Now, I ease into January. Slowly. Without the expectation of any type of grandiose entry into NEW. I wait until it’s actually January to write out my thoughts and goals … and I include a lot of stillness around that practice these days. What do I want to do and accomplish, sure … but also how do I want to feel? What feels right? What feels good and true and aligns with my values? I ease into the month before I jump into any type of new schedule or plan. January 1 is rarely a good day for me to start something new. I’m coming off of a whole holiday hangover and I need a minute. Sometimes it’s healthier for me to wait until the 5th … or the 15th … or the 25th … or February 1.
My point?
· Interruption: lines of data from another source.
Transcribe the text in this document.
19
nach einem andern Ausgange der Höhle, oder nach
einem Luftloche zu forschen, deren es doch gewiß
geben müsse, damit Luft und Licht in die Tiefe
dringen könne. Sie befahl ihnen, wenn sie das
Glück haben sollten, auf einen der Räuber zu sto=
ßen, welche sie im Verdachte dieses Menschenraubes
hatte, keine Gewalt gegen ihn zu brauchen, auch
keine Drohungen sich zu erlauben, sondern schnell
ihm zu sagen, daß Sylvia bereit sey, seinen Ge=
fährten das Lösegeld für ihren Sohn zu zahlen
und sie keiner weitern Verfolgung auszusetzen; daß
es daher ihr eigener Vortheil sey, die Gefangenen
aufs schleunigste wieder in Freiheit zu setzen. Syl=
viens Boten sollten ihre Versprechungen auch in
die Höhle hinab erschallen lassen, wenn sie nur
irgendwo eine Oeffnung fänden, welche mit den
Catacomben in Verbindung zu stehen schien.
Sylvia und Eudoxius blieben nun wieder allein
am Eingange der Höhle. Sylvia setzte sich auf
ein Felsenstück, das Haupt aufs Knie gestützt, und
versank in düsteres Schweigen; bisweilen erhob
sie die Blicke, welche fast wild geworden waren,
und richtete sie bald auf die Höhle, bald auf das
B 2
I guess my point is … set goals and dreams and make lists and try something new … if you want to. If YOU want. I happen to be someone who likes all of that jazz, but I have to do it my own way to feel the freedom in it and from it and not feel caged by it. Don’t be afraid to go after this year YOUR OWN WAY. Even if that means not going after a single darn thing. I mean, who makes these rules anyway? Who are these January marketing gurus and what do they actually want from us? {our money or our submission usually – spoiler alert} Who says we have to dive in to something new immediately? Who says that it’s better for you this way? What if you don’t need to be a “new you” after all? It’s okay to give yourself a little bit of time. You don’t have to figure out your year right away. You don’t have to “figure out your year” ever. Maybe you don’t need a new schedule or new routine or anything new at all. Maybe you do. Maybe that’s okay. Maybe both ways are okay or an all new way that’s all for you.
Happy New Year, friends. Happy mid-January New Year.